Water beads sold at Target recalled after infant’s death

Shopping baskets are stacked at a Chicago-area Target store.
Shopping baskets are stacked at a Chicago-area Target store. | Charles Rex Arbogast, Associated Press

A water bead set exclusively sold at Target has been recalled after an infant died from consuming the beads.

Buffalo Games recalled approximately 52,000 of its Chuckle & Roar Ultimate Water Beads Activity Kits on Thursday due to the product posing as “ingestion, choking and intestinal obstruction hazards” inside a child’s body if consumed, according to the U.S. Consumer Product Safety Commission.

The set comes with “jumbo” and “regular” size water beads. It was last sold online and in Target stores in November 2022.

Consumers should contact Buffalo Games for a refund and instructions on how to return the product.

How do water beads work?

Water beads are superabsorbent polymers. When they are exposed to fluids, they absorb the liquid and can expand up to 150 to 1,500 times their original size, according to Poison.org.

The beads have been marketed as toys and have been used for sensory play.

Have children died or been hurt by water beads?

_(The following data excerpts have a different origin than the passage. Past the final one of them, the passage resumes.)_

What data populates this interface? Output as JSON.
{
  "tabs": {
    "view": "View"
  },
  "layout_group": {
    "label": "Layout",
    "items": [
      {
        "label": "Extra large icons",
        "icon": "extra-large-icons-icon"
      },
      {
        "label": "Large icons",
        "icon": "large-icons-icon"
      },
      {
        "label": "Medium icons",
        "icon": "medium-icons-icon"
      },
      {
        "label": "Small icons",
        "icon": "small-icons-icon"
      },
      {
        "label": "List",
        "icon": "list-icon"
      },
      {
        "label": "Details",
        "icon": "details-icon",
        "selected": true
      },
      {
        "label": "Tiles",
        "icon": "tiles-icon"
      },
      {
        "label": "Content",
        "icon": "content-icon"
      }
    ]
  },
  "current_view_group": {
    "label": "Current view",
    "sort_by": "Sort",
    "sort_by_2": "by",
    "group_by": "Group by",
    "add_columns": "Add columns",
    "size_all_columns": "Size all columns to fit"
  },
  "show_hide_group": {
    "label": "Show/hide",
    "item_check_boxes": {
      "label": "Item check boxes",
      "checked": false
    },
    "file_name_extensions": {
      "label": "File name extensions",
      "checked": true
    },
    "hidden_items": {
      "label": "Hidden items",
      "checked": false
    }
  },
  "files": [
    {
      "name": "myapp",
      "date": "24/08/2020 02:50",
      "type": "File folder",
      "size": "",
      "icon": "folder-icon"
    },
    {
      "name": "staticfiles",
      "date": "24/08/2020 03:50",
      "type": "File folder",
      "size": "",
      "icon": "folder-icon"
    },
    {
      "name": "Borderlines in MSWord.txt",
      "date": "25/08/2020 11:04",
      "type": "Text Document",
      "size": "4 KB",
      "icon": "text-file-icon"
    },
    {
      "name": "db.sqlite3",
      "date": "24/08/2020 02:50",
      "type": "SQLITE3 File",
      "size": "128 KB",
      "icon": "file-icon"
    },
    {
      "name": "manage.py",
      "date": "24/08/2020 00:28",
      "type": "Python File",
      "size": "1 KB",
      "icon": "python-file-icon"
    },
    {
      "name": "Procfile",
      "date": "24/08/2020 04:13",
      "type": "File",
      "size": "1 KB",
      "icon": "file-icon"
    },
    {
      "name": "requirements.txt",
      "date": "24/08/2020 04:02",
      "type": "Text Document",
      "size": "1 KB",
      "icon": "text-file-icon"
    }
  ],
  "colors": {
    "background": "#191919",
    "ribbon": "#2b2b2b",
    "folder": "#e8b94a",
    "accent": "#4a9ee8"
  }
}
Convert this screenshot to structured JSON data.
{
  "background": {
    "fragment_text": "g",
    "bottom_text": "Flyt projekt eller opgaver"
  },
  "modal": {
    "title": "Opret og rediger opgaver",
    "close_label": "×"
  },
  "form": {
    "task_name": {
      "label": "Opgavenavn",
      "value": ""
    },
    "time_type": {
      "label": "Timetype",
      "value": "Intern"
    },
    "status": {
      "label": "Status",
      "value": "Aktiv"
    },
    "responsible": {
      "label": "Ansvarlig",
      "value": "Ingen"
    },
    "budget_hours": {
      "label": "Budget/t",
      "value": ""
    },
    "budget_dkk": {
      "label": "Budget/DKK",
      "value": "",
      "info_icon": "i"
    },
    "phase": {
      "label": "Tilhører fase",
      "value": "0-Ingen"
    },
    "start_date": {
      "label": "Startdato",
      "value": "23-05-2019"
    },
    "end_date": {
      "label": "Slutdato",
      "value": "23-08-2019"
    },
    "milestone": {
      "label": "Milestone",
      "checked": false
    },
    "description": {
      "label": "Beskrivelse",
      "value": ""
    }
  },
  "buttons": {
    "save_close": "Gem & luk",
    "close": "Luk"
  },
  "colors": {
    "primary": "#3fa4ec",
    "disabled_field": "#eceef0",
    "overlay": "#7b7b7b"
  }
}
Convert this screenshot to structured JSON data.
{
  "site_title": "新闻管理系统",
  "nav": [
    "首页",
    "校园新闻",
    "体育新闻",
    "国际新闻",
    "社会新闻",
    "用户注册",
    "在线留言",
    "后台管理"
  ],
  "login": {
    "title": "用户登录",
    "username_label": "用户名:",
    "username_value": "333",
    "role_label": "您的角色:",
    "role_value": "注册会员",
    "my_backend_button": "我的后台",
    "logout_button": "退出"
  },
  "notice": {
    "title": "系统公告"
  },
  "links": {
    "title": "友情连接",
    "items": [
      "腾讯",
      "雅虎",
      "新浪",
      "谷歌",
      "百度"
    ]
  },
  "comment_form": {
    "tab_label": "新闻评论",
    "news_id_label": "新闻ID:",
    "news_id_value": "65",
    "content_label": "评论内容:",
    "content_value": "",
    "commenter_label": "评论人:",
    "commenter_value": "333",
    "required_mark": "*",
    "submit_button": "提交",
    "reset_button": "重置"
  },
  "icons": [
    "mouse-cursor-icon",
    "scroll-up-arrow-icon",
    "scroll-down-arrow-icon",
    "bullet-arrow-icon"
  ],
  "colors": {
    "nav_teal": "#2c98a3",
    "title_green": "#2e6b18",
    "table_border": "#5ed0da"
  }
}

A 10-month-old in Wisconsin died in July 2023 after swallowing the recalled water beads. In November 2022, a 9-month-old infant underwent surgery to remove intestinal obstruction from ingesting the beads.

Taylor Bethard, the mother of infant who died, spoke with Fox News Digital in August and called for change after Esther Jo’s death.

“Water beads should be banned/recalled and no longer allowed to be marketed as a children’s toy,” she said. “At the minimum, water beads need to have the appropriate warnings about the life-threatening dangers, which is not limited to choking.”

Bethard says the water beads never would have been allowed in her house if she had been aware of the full dangers of the toy.

“We have been working with industry to improve the relevant standards for these products and are considering additional rulemaking options should they not do so in a timely manner. We strongly encourage parents and caregivers to report any incidents with this product to us at SaferProducts.gov,” the Consumer Product Safety Commission told Fox News Digital.

By bringing awareness to the dangers of water beads, Bethard helped get the product banned from schools in her children’s school district.

Are water beads safe for babies?

If a child or infant swallows a water bead, it can expand in their throat or intestines and cause “life-threatening” blockages, according to UC Davis Health.

Earlier this year, doctors removed a 1-inch water bead from the small intestine of a 14-month-old in Iowa, Good Morning America reported.

Upon finding out about the bead, Hannah Rief, the mother of the child, immediately remembered when one of her other children was playing with a water bead set two years prior — before her baby was even born — and spilled the beads.

“I let them dry out and then I vacuumed them, and I vacuumed them over and over and over ... and I really thought that I got all of them,” she told GMA. “But two years later, Letty is playing in there and she must have found one in the carpet and she swallowed it.”